We owe the Beits a considerable debt

Russborough and the Beit collection together form a national treasure, and should be treated as such

When Sir Alfred and Lady Beit donated 17 works to the National Gallery of Ireland, in 1986, its then director, Homan Potterton, said without exaggeration that it was one of the most magnificent gifts ever received by any museum, anywhere.

Crucially, it includes a first-rate Vermeer, which in itself makes it extraordinary, but there are, equally, superb works by Goya, Velázquez, Metsu, Jan Steen, Raeburn, Gainsborough, Hobbema and Ruisdael.

In a country that lacks a strong philanthropic tradition, the gift was unprecedented, regardless of the fact that it was prompted in part by concerns for the safety of the works after a sequence of notorious robberies.

The paintings currently for sale come from the remainder of the collection, which was left at Russborough. Does that imply that the bulk of the collection was less valuable and more dispensable? Less valuable to a point, certainly, but a Vermeer is beyond value. Fewer than three dozen are known to exist.


The Beit collection was never a single, complete and coherent collection. Collections rarely are. But to argue that it will not therefore be further diminished by the loss of some of its paintings makes no sense.

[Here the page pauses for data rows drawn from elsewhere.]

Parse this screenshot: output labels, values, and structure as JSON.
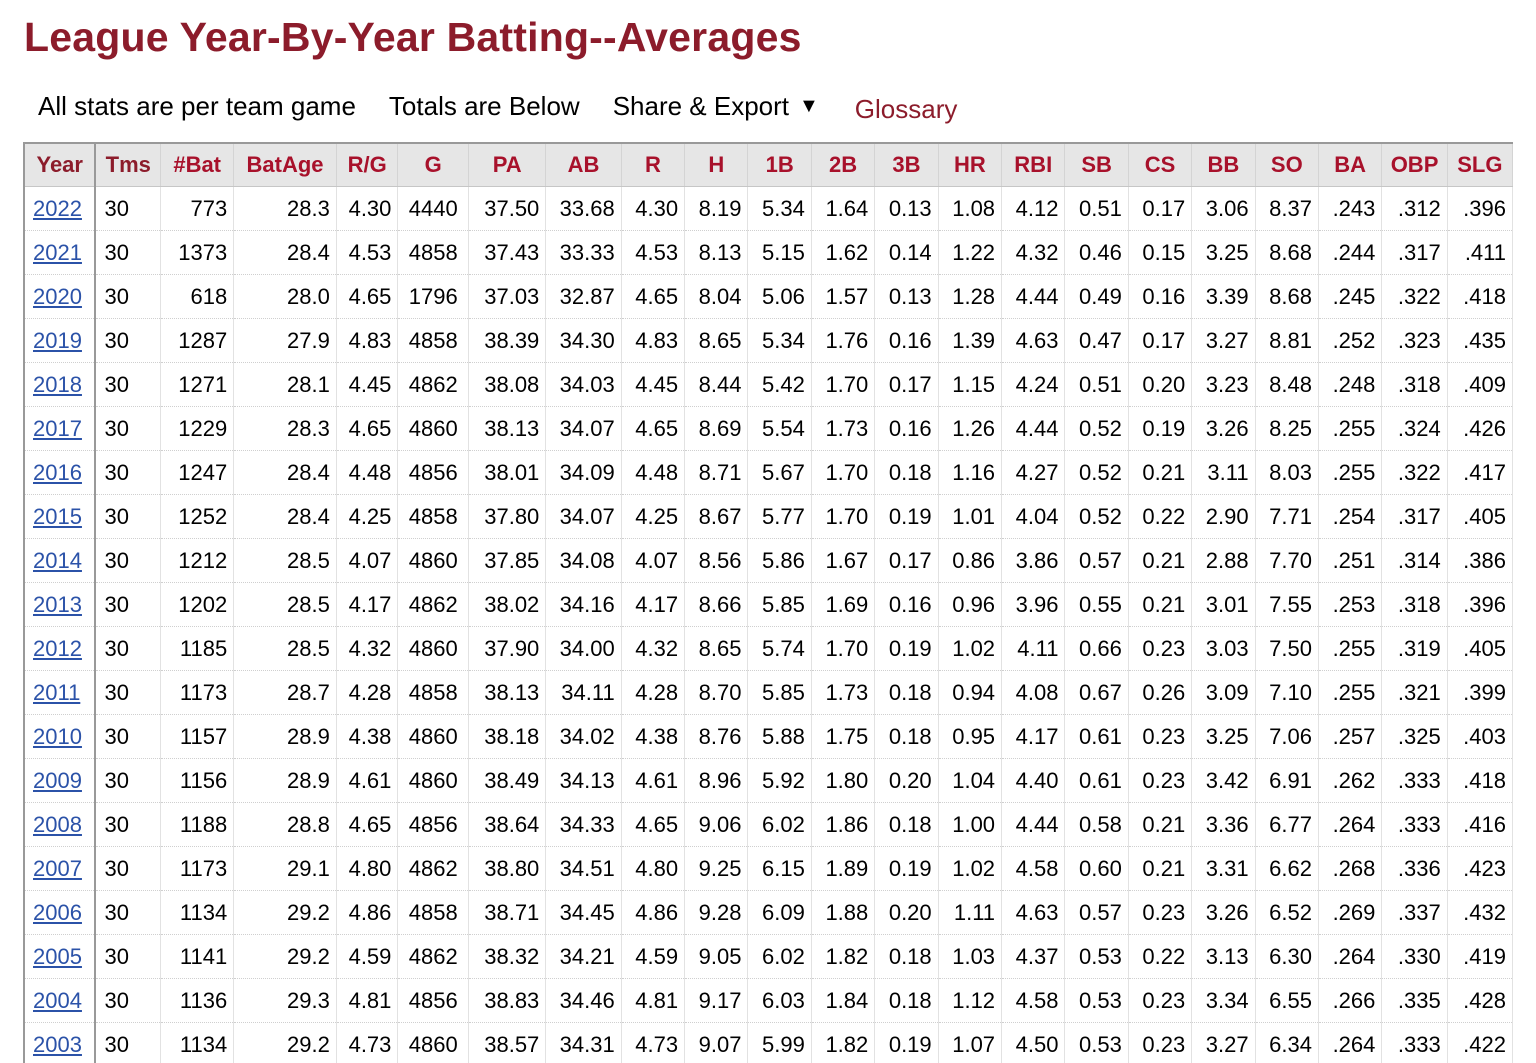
{
  "title": "League Year-By-Year Batting--Averages",
  "toolbar": {
    "per_game_note": "All stats are per team game",
    "totals_note": "Totals are Below",
    "share_export": "Share & Export",
    "share_caret": "▼",
    "glossary": "Glossary"
  },
  "table": {
    "headers": [
      "Year",
      "Tms",
      "#Bat",
      "BatAge",
      "R/G",
      "G",
      "PA",
      "AB",
      "R",
      "H",
      "1B",
      "2B",
      "3B",
      "HR",
      "RBI",
      "SB",
      "CS",
      "BB",
      "SO",
      "BA",
      "OBP",
      "SLG"
    ],
    "rows": [
      [
        "2022",
        "30",
        "773",
        "28.3",
        "4.30",
        "4440",
        "37.50",
        "33.68",
        "4.30",
        "8.19",
        "5.34",
        "1.64",
        "0.13",
        "1.08",
        "4.12",
        "0.51",
        "0.17",
        "3.06",
        "8.37",
        ".243",
        ".312",
        ".396"
      ],
      [
        "2021",
        "30",
        "1373",
        "28.4",
        "4.53",
        "4858",
        "37.43",
        "33.33",
        "4.53",
        "8.13",
        "5.15",
        "1.62",
        "0.14",
        "1.22",
        "4.32",
        "0.46",
        "0.15",
        "3.25",
        "8.68",
        ".244",
        ".317",
        ".411"
      ],
      [
        "2020",
        "30",
        "618",
        "28.0",
        "4.65",
        "1796",
        "37.03",
        "32.87",
        "4.65",
        "8.04",
        "5.06",
        "1.57",
        "0.13",
        "1.28",
        "4.44",
        "0.49",
        "0.16",
        "3.39",
        "8.68",
        ".245",
        ".322",
        ".418"
      ],
      [
        "2019",
        "30",
        "1287",
        "27.9",
        "4.83",
        "4858",
        "38.39",
        "34.30",
        "4.83",
        "8.65",
        "5.34",
        "1.76",
        "0.16",
        "1.39",
        "4.63",
        "0.47",
        "0.17",
        "3.27",
        "8.81",
        ".252",
        ".323",
        ".435"
      ],
      [
        "2018",
        "30",
        "1271",
        "28.1",
        "4.45",
        "4862",
        "38.08",
        "34.03",
        "4.45",
        "8.44",
        "5.42",
        "1.70",
        "0.17",
        "1.15",
        "4.24",
        "0.51",
        "0.20",
        "3.23",
        "8.48",
        ".248",
        ".318",
        ".409"
      ],
      [
        "2017",
        "30",
        "1229",
        "28.3",
        "4.65",
        "4860",
        "38.13",
        "34.07",
        "4.65",
        "8.69",
        "5.54",
        "1.73",
        "0.16",
        "1.26",
        "4.44",
        "0.52",
        "0.19",
        "3.26",
        "8.25",
        ".255",
        ".324",
        ".426"
      ],
      [
        "2016",
        "30",
        "1247",
        "28.4",
        "4.48",
        "4856",
        "38.01",
        "34.09",
        "4.48",
        "8.71",
        "5.67",
        "1.70",
        "0.18",
        "1.16",
        "4.27",
        "0.52",
        "0.21",
        "3.11",
        "8.03",
        ".255",
        ".322",
        ".417"
      ],
      [
        "2015",
        "30",
        "1252",
        "28.4",
        "4.25",
        "4858",
        "37.80",
        "34.07",
        "4.25",
        "8.67",
        "5.77",
        "1.70",
        "0.19",
        "1.01",
        "4.04",
        "0.52",
        "0.22",
        "2.90",
        "7.71",
        ".254",
        ".317",
        ".405"
      ],
      [
        "2014",
        "30",
        "1212",
        "28.5",
        "4.07",
        "4860",
        "37.85",
        "34.08",
        "4.07",
        "8.56",
        "5.86",
        "1.67",
        "0.17",
        "0.86",
        "3.86",
        "0.57",
        "0.21",
        "2.88",
        "7.70",
        ".251",
        ".314",
        ".386"
      ],
      [
        "2013",
        "30",
        "1202",
        "28.5",
        "4.17",
        "4862",
        "38.02",
        "34.16",
        "4.17",
        "8.66",
        "5.85",
        "1.69",
        "0.16",
        "0.96",
        "3.96",
        "0.55",
        "0.21",
        "3.01",
        "7.55",
        ".253",
        ".318",
        ".396"
      ],
      [
        "2012",
        "30",
        "1185",
        "28.5",
        "4.32",
        "4860",
        "37.90",
        "34.00",
        "4.32",
        "8.65",
        "5.74",
        "1.70",
        "0.19",
        "1.02",
        "4.11",
        "0.66",
        "0.23",
        "3.03",
        "7.50",
        ".255",
        ".319",
        ".405"
      ],
      [
        "2011",
        "30",
        "1173",
        "28.7",
        "4.28",
        "4858",
        "38.13",
        "34.11",
        "4.28",
        "8.70",
        "5.85",
        "1.73",
        "0.18",
        "0.94",
        "4.08",
        "0.67",
        "0.26",
        "3.09",
        "7.10",
        ".255",
        ".321",
        ".399"
      ],
      [
        "2010",
        "30",
        "1157",
        "28.9",
        "4.38",
        "4860",
        "38.18",
        "34.02",
        "4.38",
        "8.76",
        "5.88",
        "1.75",
        "0.18",
        "0.95",
        "4.17",
        "0.61",
        "0.23",
        "3.25",
        "7.06",
        ".257",
        ".325",
        ".403"
      ],
      [
        "2009",
        "30",
        "1156",
        "28.9",
        "4.61",
        "4860",
        "38.49",
        "34.13",
        "4.61",
        "8.96",
        "5.92",
        "1.80",
        "0.20",
        "1.04",
        "4.40",
        "0.61",
        "0.23",
        "3.42",
        "6.91",
        ".262",
        ".333",
        ".418"
      ],
      [
        "2008",
        "30",
        "1188",
        "28.8",
        "4.65",
        "4856",
        "38.64",
        "34.33",
        "4.65",
        "9.06",
        "6.02",
        "1.86",
        "0.18",
        "1.00",
        "4.44",
        "0.58",
        "0.21",
        "3.36",
        "6.77",
        ".264",
        ".333",
        ".416"
      ],
      [
        "2007",
        "30",
        "1173",
        "29.1",
        "4.80",
        "4862",
        "38.80",
        "34.51",
        "4.80",
        "9.25",
        "6.15",
        "1.89",
        "0.19",
        "1.02",
        "4.58",
        "0.60",
        "0.21",
        "3.31",
        "6.62",
        ".268",
        ".336",
        ".423"
      ],
      [
        "2006",
        "30",
        "1134",
        "29.2",
        "4.86",
        "4858",
        "38.71",
        "34.45",
        "4.86",
        "9.28",
        "6.09",
        "1.88",
        "0.20",
        "1.11",
        "4.63",
        "0.57",
        "0.23",
        "3.26",
        "6.52",
        ".269",
        ".337",
        ".432"
      ],
      [
        "2005",
        "30",
        "1141",
        "29.2",
        "4.59",
        "4862",
        "38.32",
        "34.21",
        "4.59",
        "9.05",
        "6.02",
        "1.82",
        "0.18",
        "1.03",
        "4.37",
        "0.53",
        "0.22",
        "3.13",
        "6.30",
        ".264",
        ".330",
        ".419"
      ],
      [
        "2004",
        "30",
        "1136",
        "29.3",
        "4.81",
        "4856",
        "38.83",
        "34.46",
        "4.81",
        "9.17",
        "6.03",
        "1.84",
        "0.18",
        "1.12",
        "4.58",
        "0.53",
        "0.23",
        "3.34",
        "6.55",
        ".266",
        ".335",
        ".428"
      ],
      [
        "2003",
        "30",
        "1134",
        "29.2",
        "4.73",
        "4860",
        "38.57",
        "34.31",
        "4.73",
        "9.07",
        "5.99",
        "1.82",
        "0.19",
        "1.07",
        "4.50",
        "0.53",
        "0.23",
        "3.27",
        "6.34",
        ".264",
        ".333",
        ".422"
      ]
    ]
  },
  "colors": {
    "title": "#8c1c2b",
    "header_text": "#a8112b",
    "header_bg": "#e6e6e6",
    "link": "#2b52a8"
  }
}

The Beits acquired Russborough as a gallery for the collection, not as a home. To argue that the works cannot be shown because they may be stolen is curiously self-defeating. Surely the aim is to show the house at its best and guard as far as is possible against theft.

We owe the Beits a debt for the priceless works that now hang in the National Gallery, available to everyone. It’s a poor reflection on the nation that it should stand by while the bulk of the collection, and Russborough, are left prey to economic pressures.

It is instructive to think of Russborough in relation to the superb Wallace Collection, at Hertford House in London. The house is inseparable from its collection. When Sir Richard Wallace’s widow, Amélie-Julie-Charlotte, bequeathed them to the UK, at the end of the 19th century, she gave them as a closed collection. Nothing was to be added or taken away.

Over the past few years the Monument Trust, one of the Sainsbury family’s many charitable trusts, underwrote a £5 million remodelling of the Great Gallery at the Wallace. The design architect was an Irishman, John O’Connell. His approach, incorporating new technology to enhance the historical fabric of the building, is relevant in the context of Russborough – as, for that matter, is the way the project was funded.

Russborough and the Beit collection together form a national treasure, and we should treat them as such.